Sudden downdraft winds from the base of a thunderstorm, known as microbursts, can cause trees to fall with little to no warning, while lightning and low moisture content could cause more fires.
"Our concern will be keeping the troops safe," meteorologist Dan Borsum told the Missoulian. "There are a lot of burned trees on the fire. Those high winds could knock down a lot of them. In terms of making progress, progress will have to yield to safety for a couple days. We'll do what we can."
Chris Grove, of U.S. Forest Service, told the Ravalli County Commission resources could be diverted to allow a team to focus on putting out new fires.
"We don't need any little ones getting big on us," he said.
More than 500 families have been evacuated from the area due to the blaze, which began July 31.
According to Borsum, a tenth of an inch or more of rain could fall onto the fire, which has burned about 8,000 acres and consumed 16 homes, but heavier and more consistent rains would be required to dampen the blaze.
"To be helpful for firefighting, we look for moisture to linger to make a better adjustment to the fuels that are driving the fire," he said. "A quick rain like that doesn't penetrate the canopy.
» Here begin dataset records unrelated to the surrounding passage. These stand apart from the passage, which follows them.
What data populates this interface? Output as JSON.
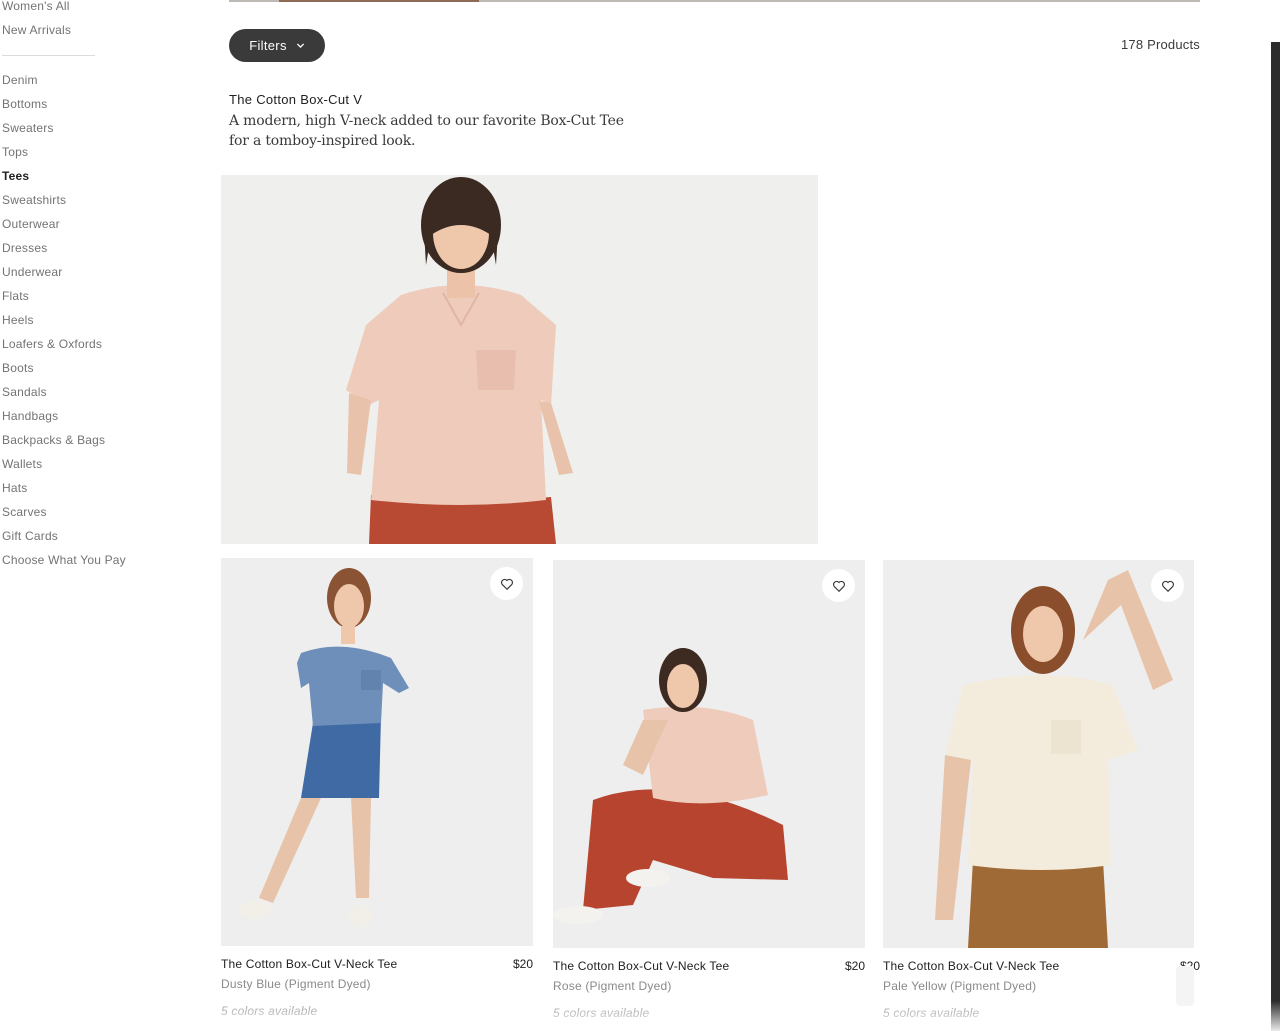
{
  "sidebar": {
    "top_items": [
      {
        "label": "Women's All"
      },
      {
        "label": "New Arrivals"
      }
    ],
    "categories": [
      {
        "label": "Denim"
      },
      {
        "label": "Bottoms"
      },
      {
        "label": "Sweaters"
      },
      {
        "label": "Tops"
      },
      {
        "label": "Tees",
        "active": true
      },
      {
        "label": "Sweatshirts"
      },
      {
        "label": "Outerwear"
      },
      {
        "label": "Dresses"
      },
      {
        "label": "Underwear"
      },
      {
        "label": "Flats"
      },
      {
        "label": "Heels"
      },
      {
        "label": "Loafers & Oxfords"
      },
      {
        "label": "Boots"
      },
      {
        "label": "Sandals"
      },
      {
        "label": "Handbags"
      },
      {
        "label": "Backpacks & Bags"
      },
      {
        "label": "Wallets"
      },
      {
        "label": "Hats"
      },
      {
        "label": "Scarves"
      },
      {
        "label": "Gift Cards"
      },
      {
        "label": "Choose What You Pay"
      }
    ]
  },
  "toolbar": {
    "filters_label": "Filters",
    "products_count": "178 Products"
  },
  "feature": {
    "title": "The Cotton Box-Cut V",
    "description": "A modern, high V-neck added to our favorite Box-Cut Tee for a tomboy-inspired look."
  },
  "products": [
    {
      "name": "The Cotton Box-Cut V-Neck Tee",
      "price": "$20",
      "color": "Dusty Blue (Pigment Dyed)",
      "availability": "5 colors available"
    },
    {
      "name": "The Cotton Box-Cut V-Neck Tee",
      "price": "$20",
      "color": "Rose (Pigment Dyed)",
      "availability": "5 colors available"
    },
    {
      "name": "The Cotton Box-Cut V-Neck Tee",
      "price": "$20",
      "color": "Pale Yellow (Pigment Dyed)",
      "availability": "5 colors available"
    }
  ],
  "icons": {
    "filters": "chevron-down-icon",
    "wishlist": "heart-icon"
  },
  "colors": {
    "filters_button": "#3a3a3a",
    "card_background": "#eeeeee",
    "text_muted": "#8a8a8a"
  }
}
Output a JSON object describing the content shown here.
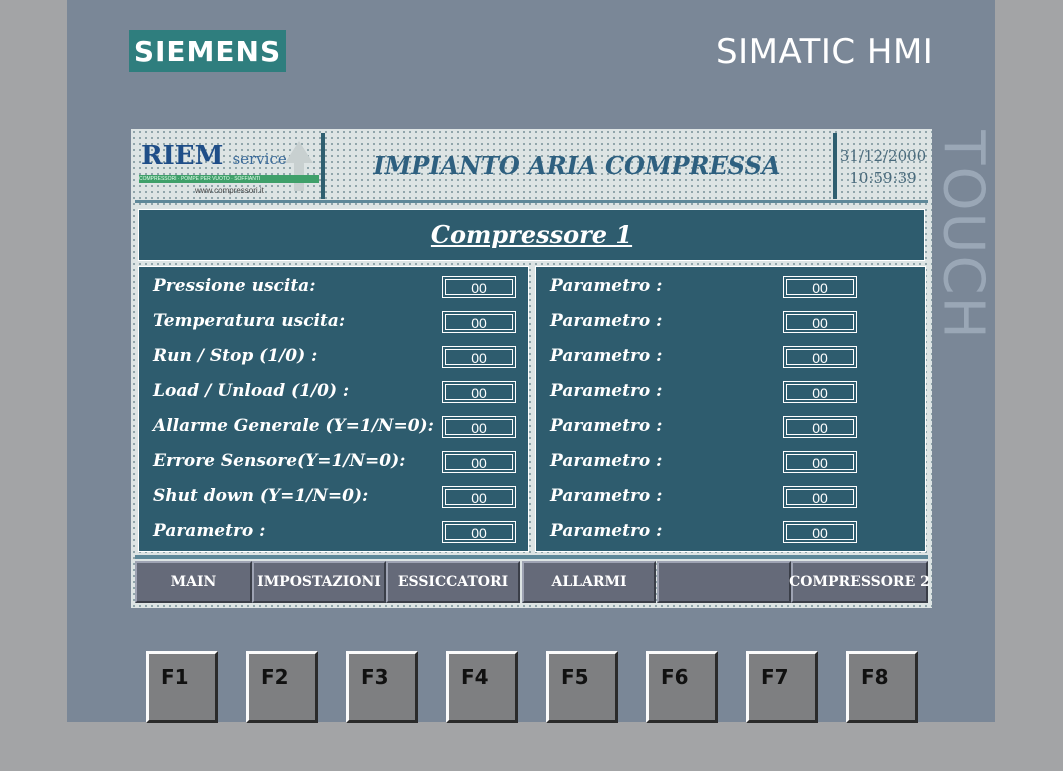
{
  "device": {
    "brand": "SIEMENS",
    "product": "SIMATIC HMI",
    "side_label": "TOUCH",
    "function_keys": [
      "F1",
      "F2",
      "F3",
      "F4",
      "F5",
      "F6",
      "F7",
      "F8"
    ]
  },
  "header": {
    "logo_name": "RIEM",
    "logo_suffix": "service",
    "logo_tagline": "COMPRESSORI · POMPE PER VUOTO · SOFFIANTI",
    "logo_website": "www.compressori.it",
    "title": "IMPIANTO ARIA COMPRESSA",
    "date": "31/12/2000",
    "time": "10:59:39"
  },
  "page_title": "Compressore 1",
  "left_params": [
    {
      "label": "Pressione uscita:",
      "value": "00"
    },
    {
      "label": "Temperatura uscita:",
      "value": "00"
    },
    {
      "label": "Run / Stop (1/0) :",
      "value": "00"
    },
    {
      "label": "Load / Unload (1/0) :",
      "value": "00"
    },
    {
      "label": "Allarme Generale (Y=1/N=0):",
      "value": "00"
    },
    {
      "label": "Errore Sensore(Y=1/N=0):",
      "value": "00"
    },
    {
      "label": "Shut down (Y=1/N=0):",
      "value": "00"
    },
    {
      "label": "Parametro :",
      "value": "00"
    }
  ],
  "right_params": [
    {
      "label": "Parametro :",
      "value": "00"
    },
    {
      "label": "Parametro :",
      "value": "00"
    },
    {
      "label": "Parametro :",
      "value": "00"
    },
    {
      "label": "Parametro :",
      "value": "00"
    },
    {
      "label": "Parametro :",
      "value": "00"
    },
    {
      "label": "Parametro :",
      "value": "00"
    },
    {
      "label": "Parametro :",
      "value": "00"
    },
    {
      "label": "Parametro :",
      "value": "00"
    }
  ],
  "nav_buttons": [
    "MAIN",
    "IMPOSTAZIONI",
    "ESSICCATORI",
    "ALLARMI",
    "",
    "COMPRESSORE 2"
  ],
  "colors": {
    "panel": "#2e5c6e",
    "title_text": "#2e6080",
    "brand": "#2f7e7e",
    "bezel": "#7a8797"
  }
}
It may not do the job for us even if we do get a little bit of moisture."
Bitterroot Forest Fire Management Officer Mark Wilson said Stage 1 fire restrictions, which would prohibit campfires and smoking outside of designated areas, could be implemented in the area by Monday.
"Fire behavior has been out-performing the indices," he said. "We haven't been able to nail down why. It may be that the heavy dead fuel is a little drier than what we thought."